Kültürel olarak şikayetçi olduğum bir şey yok, o noktada gittiğim yerin kültürüne olabildiğince esnek olmayı ve yargılamaktansa gözlemci olarak kalmayı tercih ediyorum. Kolektivist kültürden gelen biri olarak, insanların bireysel tutumları zaman zaman beni şaşırtıyor. Bunun dışında mutlu ve üzüntülü zamanlardaki alışkanlıkları da oldukça farklı, bunu en çok düğün, cenaze gibi insanların bir araya geldiği ortamlarda gözlemleme şansım oldu.

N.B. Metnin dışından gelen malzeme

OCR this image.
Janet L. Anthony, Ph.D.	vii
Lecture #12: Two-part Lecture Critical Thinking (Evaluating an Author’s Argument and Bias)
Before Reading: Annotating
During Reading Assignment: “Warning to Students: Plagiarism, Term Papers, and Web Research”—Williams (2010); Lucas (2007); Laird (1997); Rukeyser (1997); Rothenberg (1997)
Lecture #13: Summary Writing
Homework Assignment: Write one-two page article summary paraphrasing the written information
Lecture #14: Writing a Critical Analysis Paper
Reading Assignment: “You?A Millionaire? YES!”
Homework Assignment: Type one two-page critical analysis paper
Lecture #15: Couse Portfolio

Eğlenceler daha coşkulu ve hep birlikte, üzüntüler daha sakin ve yalnız yaşanıyor diyebilirim.
Son olarak, bir noktada Türkiye’ye dönmek gibi bir düşüncen var mı, yoksa artık yaşamına orada mı devam etmeyi planlıyorsun?
Türkiye’ye dönmek gibi bir düşüncem yok şu an için. Doktora çalışmalarım ve işim İspanya’da devam ediyor. Ancak hayat zaman içinde ne gösterir bilmiyorum. Ailem ve arkadaşlarım Türkiye’de, bu yüzden zaten sık sık gelip gidiyorum. Akademik ve mesleki çalışmalarımın bir kısmını Türkiye’de de devam ettirme planlarım var önümüzdeki dönemler için.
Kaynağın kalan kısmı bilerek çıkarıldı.